Torna lo spettro delle centrali nucleari

In Europa si discute di un ritorno alle centrali nucleari in funzione del passaggio finale alle rinnovabili. Ma la nostra fame di energia può giustificare i rischi radioattivi che il nucleare comporta?

Maria Mantello

Nel recente Consiglio europeo del 21-22 ottobre 2021, tra i tanti temi, si è andata configurando anche la prospettiva di un ritorno alle centrali nucleari: fonte energetica necessaria in funzione del passaggio finale alle rinnovabili.
Una prospettiva, questa del ritorno all’energia atomica, che seppure accompagnata dalle immancabili rassicurazioni sulla sicurezza rispetto al passato delle nuove centrali, non basta certo a rendere evanescente la memoria dei disastri provocati dal nucleare, che quindi temiamo.

La paura non è debolezza, ma spinta alla prudenza, che può diventare coraggio per una svolta etica radicale contro il mai smesso vizio umano di fare del mondo-natura la nostra “masserizia”.
In una delle sue Operette morali, Dialogo di un folletto e di uno gnomo, Leopardi immagina un mondo dove gli umani «sono tutti morti, e la razza è perduta». La causa della loro catastrofe è tutta nella «presunzione» di aver pensato che «le cose del mondo non avessero altro uffizio che di stare al servigio loro».  Una presunzione di dominio e di consumo. Un delirio di accaparramento che li ha portati a considerare le cose della natura proprietà loro, che essi «scrivevano tra le loro masserizie».

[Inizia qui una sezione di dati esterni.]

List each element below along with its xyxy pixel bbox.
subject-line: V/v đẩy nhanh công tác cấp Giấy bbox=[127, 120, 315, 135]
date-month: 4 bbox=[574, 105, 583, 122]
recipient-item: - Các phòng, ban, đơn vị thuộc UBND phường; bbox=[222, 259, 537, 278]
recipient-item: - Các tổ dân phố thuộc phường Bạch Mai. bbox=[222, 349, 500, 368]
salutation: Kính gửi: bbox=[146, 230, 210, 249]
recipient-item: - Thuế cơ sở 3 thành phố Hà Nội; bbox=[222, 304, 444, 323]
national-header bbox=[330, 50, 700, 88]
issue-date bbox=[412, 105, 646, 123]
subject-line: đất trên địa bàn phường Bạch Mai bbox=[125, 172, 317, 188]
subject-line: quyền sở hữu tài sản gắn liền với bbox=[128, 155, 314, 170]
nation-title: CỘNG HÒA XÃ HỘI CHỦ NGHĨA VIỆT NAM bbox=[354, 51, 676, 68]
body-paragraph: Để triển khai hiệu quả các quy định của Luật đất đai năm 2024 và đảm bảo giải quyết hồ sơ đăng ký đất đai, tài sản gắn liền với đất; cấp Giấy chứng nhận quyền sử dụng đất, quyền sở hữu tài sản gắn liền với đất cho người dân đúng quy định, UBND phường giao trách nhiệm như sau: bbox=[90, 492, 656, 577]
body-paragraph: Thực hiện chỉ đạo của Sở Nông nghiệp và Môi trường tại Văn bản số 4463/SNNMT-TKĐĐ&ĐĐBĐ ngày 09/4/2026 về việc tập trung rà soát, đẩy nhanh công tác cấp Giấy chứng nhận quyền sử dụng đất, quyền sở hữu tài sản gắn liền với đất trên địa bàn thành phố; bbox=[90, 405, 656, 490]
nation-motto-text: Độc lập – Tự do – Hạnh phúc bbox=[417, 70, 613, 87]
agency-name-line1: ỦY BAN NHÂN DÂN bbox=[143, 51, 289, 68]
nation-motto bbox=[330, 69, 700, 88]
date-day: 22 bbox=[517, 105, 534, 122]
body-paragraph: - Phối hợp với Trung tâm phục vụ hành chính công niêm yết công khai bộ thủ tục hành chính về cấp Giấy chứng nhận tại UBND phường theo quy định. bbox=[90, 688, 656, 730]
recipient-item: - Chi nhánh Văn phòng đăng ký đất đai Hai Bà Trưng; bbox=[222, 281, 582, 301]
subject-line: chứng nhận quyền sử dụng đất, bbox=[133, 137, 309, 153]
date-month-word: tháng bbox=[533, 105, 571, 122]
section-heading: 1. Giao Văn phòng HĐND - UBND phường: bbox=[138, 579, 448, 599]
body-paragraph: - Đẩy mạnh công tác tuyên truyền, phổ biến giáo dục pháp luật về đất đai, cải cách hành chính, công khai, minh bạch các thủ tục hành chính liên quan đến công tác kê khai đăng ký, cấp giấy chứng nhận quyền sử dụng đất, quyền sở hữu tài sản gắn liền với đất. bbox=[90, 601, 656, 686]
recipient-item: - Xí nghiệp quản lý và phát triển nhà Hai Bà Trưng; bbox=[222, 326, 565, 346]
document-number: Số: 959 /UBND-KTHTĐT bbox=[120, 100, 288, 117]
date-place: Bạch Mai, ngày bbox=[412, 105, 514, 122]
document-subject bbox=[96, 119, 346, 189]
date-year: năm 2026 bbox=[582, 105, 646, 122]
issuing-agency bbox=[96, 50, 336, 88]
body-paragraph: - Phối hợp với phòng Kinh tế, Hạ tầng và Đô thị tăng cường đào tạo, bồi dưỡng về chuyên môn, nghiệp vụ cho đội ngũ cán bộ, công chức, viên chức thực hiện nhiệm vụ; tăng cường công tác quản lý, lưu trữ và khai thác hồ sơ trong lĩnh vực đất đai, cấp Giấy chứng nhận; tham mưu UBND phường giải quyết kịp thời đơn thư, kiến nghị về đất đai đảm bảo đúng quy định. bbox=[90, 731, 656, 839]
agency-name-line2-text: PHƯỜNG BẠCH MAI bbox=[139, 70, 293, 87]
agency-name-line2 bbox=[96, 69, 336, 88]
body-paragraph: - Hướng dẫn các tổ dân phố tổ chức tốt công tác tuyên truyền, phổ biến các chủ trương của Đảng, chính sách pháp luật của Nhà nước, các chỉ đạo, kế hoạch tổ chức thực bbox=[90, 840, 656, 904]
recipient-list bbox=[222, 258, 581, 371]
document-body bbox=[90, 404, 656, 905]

Ma possiamo fare masserizia del mondo, accaparrarci il mondo fino alla distruzione sua e nostra?
Questa questione che in Leopardi era geniale intuizione, sarebbe diventata oggetto privilegiato della riflessione di filosofi come Hans Jonas che nel suo, Il principio responsabilità. Un’etica per la società tecnologica, di fronte al potenziale distruttivo che l’impiego della tecnica consente nelle nostra epoca, chiamava a un nuovo «comandamento ontologico in base al quale l’umanità deve continuare ad esistere».
Ed è la questione che ci si ripresenta per le centrali nucleari, e che ci impone questa domanda: la nostra fame di energia, può giustificare i rischi radioattivi che il nucleare comporta?

«Molte ha la vita forze / tremende; eppure più dell’uomo nulla, vedi, è tremendo». Recita il coro dell’Antigone di Sofocle – riportato in Il principio responsabilità – e che sottolinea la potenza delle tecniche che l’uomo inventa «con ingegno che supera/ sempre l’immaginabile, ad ogni arte […]».

Ma se le invenzioni scientifiche e le loro applicazioni tecniche hanno consentito agli umani di non essere sopraffatti dalla natura (oggi siamo nella condizione di doverla difendere!), esse sono andate acquistando nelle società tecnologiche avanzate una crescente potenza, illimitata e autonoma, a causa della dipendenza sempre maggiore dagli utensili tecnologici che caratterizzano la nostra quotidianità. E dai quali siamo diventati dipendenti in una furia di consumo e assoggettamento, all’interno di  un sistema di bisogni, più o meno indotti. Ma per la cui produzione e uso quotidiano necessita una smisurata produzione energetica artificiale… fino alla quella smisurata potenza dell’energia nucleare.

Senza andare troppo indietro nel tempo, non sembrava tutto controllo alla “sicurissima” centrale nucleare di Fukushima Daiichi in quell’11 marzo del 2011?
Le immagini devastanti della catastrofe di Fukushima ci hanno obbligato ad aver paura. A provare empatia per la condizione umana di dolore e di distruzione, aprendo la strada alla responsabilità etica dell’impegno comune di non mettere a rischio l’umanità presente e futura. Impedendo così di fare a tal punto delle cose del mondo le nostre masserizie, tanto da negare alle generazioni future il diritto di potersi affacciare al mondo.
E allora, è legittimo chiederci: Possiamo sottrarci dal peso di questa responsabilità col propagandare le centrali nucleari come il migliore dei mondi possibili pur di soddisfare la nostra bulimia di energia?